This year I would like to start working with publishing companies to coach touring writers on performance.
I’ve been acting for 25 years, teaching acting for 5, writing poems for almost 25, reading out loud for like 20, through a lens which, forgive me, has nothing to do with slam or literary academia. I was born for this.
We all know the issues with the academic mode of reading: it’s boring. The reader is attempting to bring the poem to the listener the way it appears on the page to the reader, which is futile. When I’m listening to a reader, I don’t care about linebreaks or spacing.
I care about having an experience. I don’t have the poem in front of me—I can’t be my own shepherd. Talk to me. Communicate to me. This doesn’t mean you have to enter the exact emotional space you were in when writing (or living) the poem. It means I need you to engage with me.
The other side of that is slam. A great deal of slam-informed performance I’ve encountered seems to use the listener’s guilt as a tool, which is an unfortunate side effect of performing for scores. Guilt is a powerful tool by which to manipulate a judge.
This has nothing to do with subject matter, but a style of performance that seems to ask the listener/judge “How can you give a low score to someone so broken?” It becomes not about the poem, but about the performer’s brokenness and how willing they are to inhabit it.
This isn’t only bad performance, it’s dangerous for the performer. It asks for a perfect reentry into the trauma that informed the poem—even if that poem was written at a great distance from the original trauma. As a mode of performance it’s alienating, bullying, exclusive.

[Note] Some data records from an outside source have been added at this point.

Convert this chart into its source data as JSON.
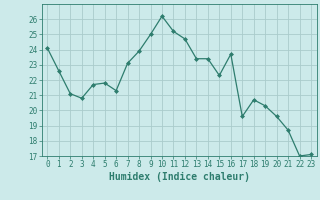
{
  "title": "",
  "xlabel": "Humidex (Indice chaleur)",
  "ylabel": "",
  "x": [
    0,
    1,
    2,
    3,
    4,
    5,
    6,
    7,
    8,
    9,
    10,
    11,
    12,
    13,
    14,
    15,
    16,
    17,
    18,
    19,
    20,
    21,
    22,
    23
  ],
  "y": [
    24.1,
    22.6,
    21.1,
    20.8,
    21.7,
    21.8,
    21.3,
    23.1,
    23.9,
    25.0,
    26.2,
    25.2,
    24.7,
    23.4,
    23.4,
    22.3,
    23.7,
    19.6,
    20.7,
    20.3,
    19.6,
    18.7,
    17.0,
    17.1
  ],
  "line_color": "#2e7d6e",
  "marker": "D",
  "marker_size": 2,
  "bg_color": "#cceaea",
  "grid_color": "#aacccc",
  "tick_color": "#2e7d6e",
  "label_color": "#2e7d6e",
  "ylim": [
    17,
    27
  ],
  "yticks": [
    17,
    18,
    19,
    20,
    21,
    22,
    23,
    24,
    25,
    26
  ],
  "xlim": [
    -0.5,
    23.5
  ],
  "xlabel_fontsize": 7,
  "tick_fontsize": 5.5
}
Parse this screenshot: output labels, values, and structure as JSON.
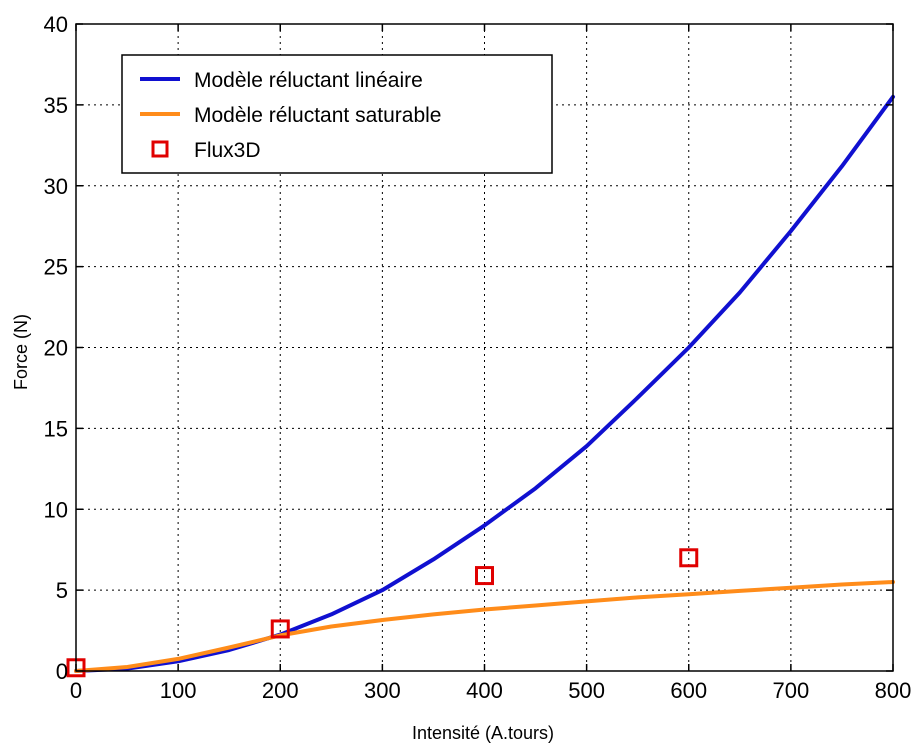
{
  "chart_data": {
    "type": "line",
    "xlabel": "Intensité (A.tours)",
    "ylabel": "Force (N)",
    "xlim": [
      0,
      800
    ],
    "ylim": [
      0,
      40
    ],
    "xticks": [
      "0",
      "100",
      "200",
      "300",
      "400",
      "500",
      "600",
      "700",
      "800"
    ],
    "yticks": [
      "0",
      "5",
      "10",
      "15",
      "20",
      "25",
      "30",
      "35",
      "40"
    ],
    "grid": true,
    "legend_position": "top-left",
    "series": [
      {
        "name": "Modèle réluctant linéaire",
        "kind": "line",
        "color": "#1010d0",
        "x": [
          0,
          50,
          100,
          150,
          200,
          250,
          300,
          350,
          400,
          450,
          500,
          550,
          600,
          650,
          700,
          750,
          800
        ],
        "y": [
          0,
          0.15,
          0.6,
          1.3,
          2.25,
          3.5,
          5.0,
          6.9,
          9.0,
          11.3,
          13.9,
          16.9,
          20.0,
          23.4,
          27.2,
          31.2,
          35.5
        ]
      },
      {
        "name": "Modèle réluctant saturable",
        "kind": "line",
        "color": "#ff8c1a",
        "x": [
          0,
          50,
          100,
          150,
          200,
          250,
          300,
          350,
          400,
          450,
          500,
          550,
          600,
          650,
          700,
          750,
          800
        ],
        "y": [
          0,
          0.25,
          0.75,
          1.45,
          2.2,
          2.75,
          3.15,
          3.5,
          3.8,
          4.05,
          4.3,
          4.55,
          4.75,
          4.95,
          5.15,
          5.35,
          5.5
        ]
      },
      {
        "name": "Flux3D",
        "kind": "marker",
        "marker": "square",
        "color": "#e00000",
        "x": [
          0,
          200,
          400,
          600
        ],
        "y": [
          0.2,
          2.6,
          5.9,
          7.0
        ]
      }
    ]
  }
}
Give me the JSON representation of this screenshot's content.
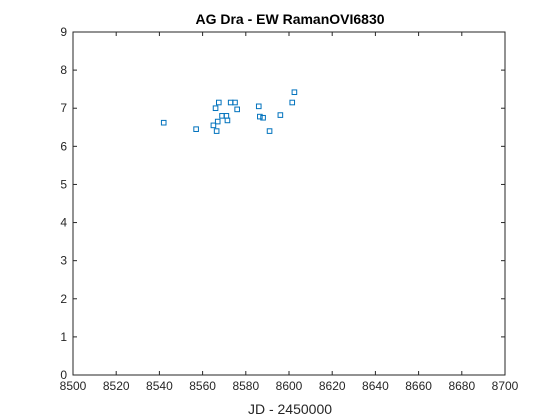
{
  "chart_data": {
    "type": "scatter",
    "title": "AG Dra - EW RamanOVI6830",
    "xlabel": "JD - 2450000",
    "ylabel": "",
    "xlim": [
      8500,
      8700
    ],
    "ylim": [
      0,
      9
    ],
    "xticks": [
      8500,
      8520,
      8540,
      8560,
      8580,
      8600,
      8620,
      8640,
      8660,
      8680,
      8700
    ],
    "yticks": [
      0,
      1,
      2,
      3,
      4,
      5,
      6,
      7,
      8,
      9
    ],
    "grid": false,
    "marker": "square",
    "marker_color": "#0072BD",
    "series": [
      {
        "x": [
          8542,
          8557,
          8565,
          8566,
          8566.5,
          8567,
          8567.5,
          8569,
          8571,
          8571.5,
          8573,
          8575,
          8576,
          8586,
          8586.5,
          8588,
          8591,
          8596,
          8601.5,
          8602.5
        ],
        "y": [
          6.62,
          6.45,
          6.55,
          7.0,
          6.4,
          6.65,
          7.15,
          6.8,
          6.8,
          6.68,
          7.15,
          7.15,
          6.97,
          7.05,
          6.78,
          6.75,
          6.4,
          6.82,
          7.15,
          7.42
        ]
      }
    ]
  }
}
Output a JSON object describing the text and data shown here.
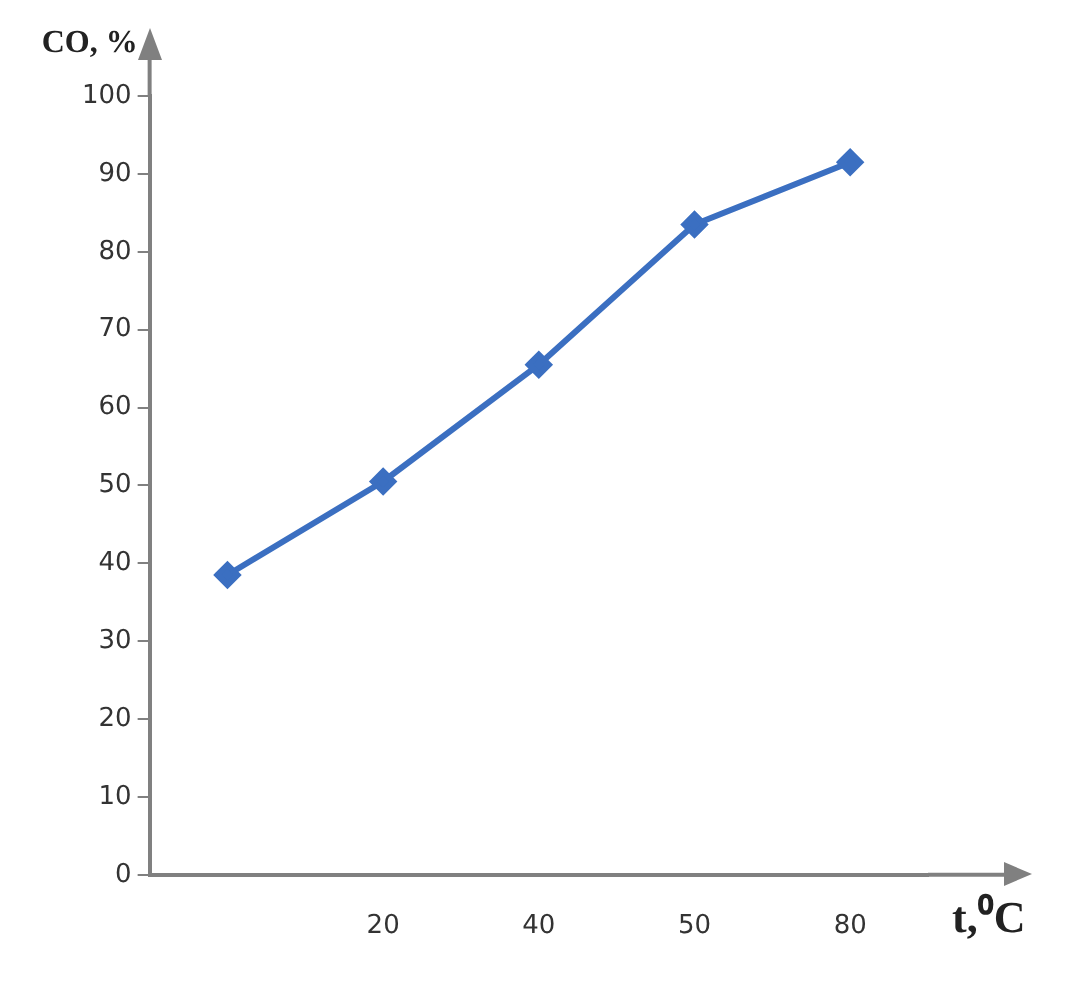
{
  "chart_data": {
    "type": "line",
    "xlabel": "t,⁰C",
    "ylabel": "CO, %",
    "categories": [
      null,
      "20",
      "40",
      "50",
      "80"
    ],
    "series": [
      {
        "color": "#3b6fc1",
        "values": [
          38.5,
          50.5,
          65.5,
          83.5,
          91.5
        ]
      }
    ],
    "ylim": [
      0,
      100
    ],
    "yticks": [
      0,
      10,
      20,
      30,
      40,
      50,
      60,
      70,
      80,
      90,
      100
    ],
    "grid": false,
    "legend": false,
    "marker": "diamond",
    "line_style": "solid"
  }
}
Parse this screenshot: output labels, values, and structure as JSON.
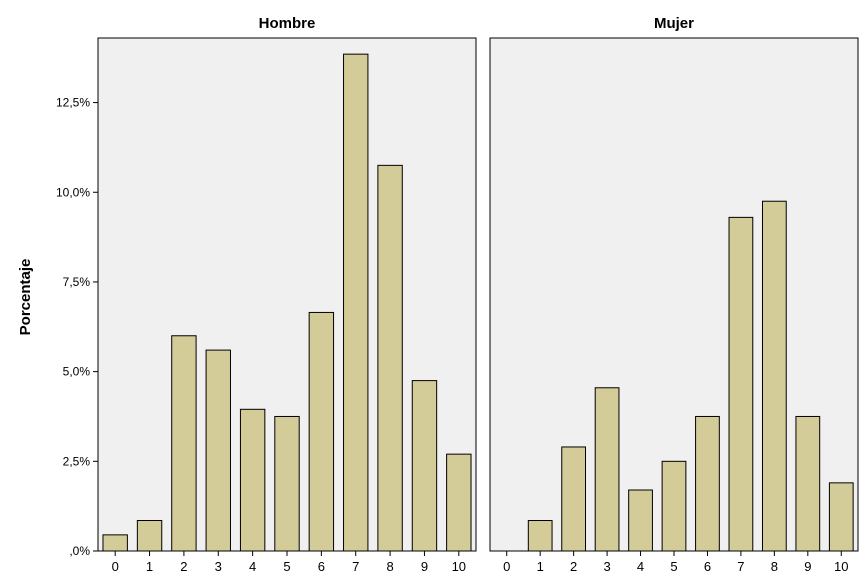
{
  "chart_data": {
    "type": "bar",
    "ylabel": "Porcentaje",
    "ylim": [
      0,
      14.3
    ],
    "yticks": [
      {
        "value": 0,
        "label": ",0%"
      },
      {
        "value": 2.5,
        "label": "2,5%"
      },
      {
        "value": 5.0,
        "label": "5,0%"
      },
      {
        "value": 7.5,
        "label": "7,5%"
      },
      {
        "value": 10.0,
        "label": "10,0%"
      },
      {
        "value": 12.5,
        "label": "12,5%"
      }
    ],
    "categories": [
      "0",
      "1",
      "2",
      "3",
      "4",
      "5",
      "6",
      "7",
      "8",
      "9",
      "10"
    ],
    "grid": false,
    "colors": {
      "bar_fill": "#d3cb98",
      "bar_stroke": "#000000",
      "plot_bg": "#f0f0f0",
      "panel_border": "#000000"
    },
    "panels": [
      {
        "title": "Hombre",
        "values": [
          0.45,
          0.85,
          6.0,
          5.6,
          3.95,
          3.75,
          6.65,
          13.85,
          10.75,
          4.75,
          2.7
        ]
      },
      {
        "title": "Mujer",
        "values": [
          0.0,
          0.85,
          2.9,
          4.55,
          1.7,
          2.5,
          3.75,
          9.3,
          9.75,
          3.75,
          1.9
        ]
      }
    ]
  }
}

Poems that may be wonderful on the page—generous, dangerous, honest, etc—are obliterated by this kind of reading.
In between these two modes of reading, academic and “slam,” which refers only the practice of performing poems for scores, there is communication. An inclusive, compelling performance that foregrounds the poem but does not lose sight of the audience.
I think that if this kind of performing were taught and explored, literary performance could see a sort of resurgence. This is what I hope to offer.
Excited to yell into the void about this for the rest of my life.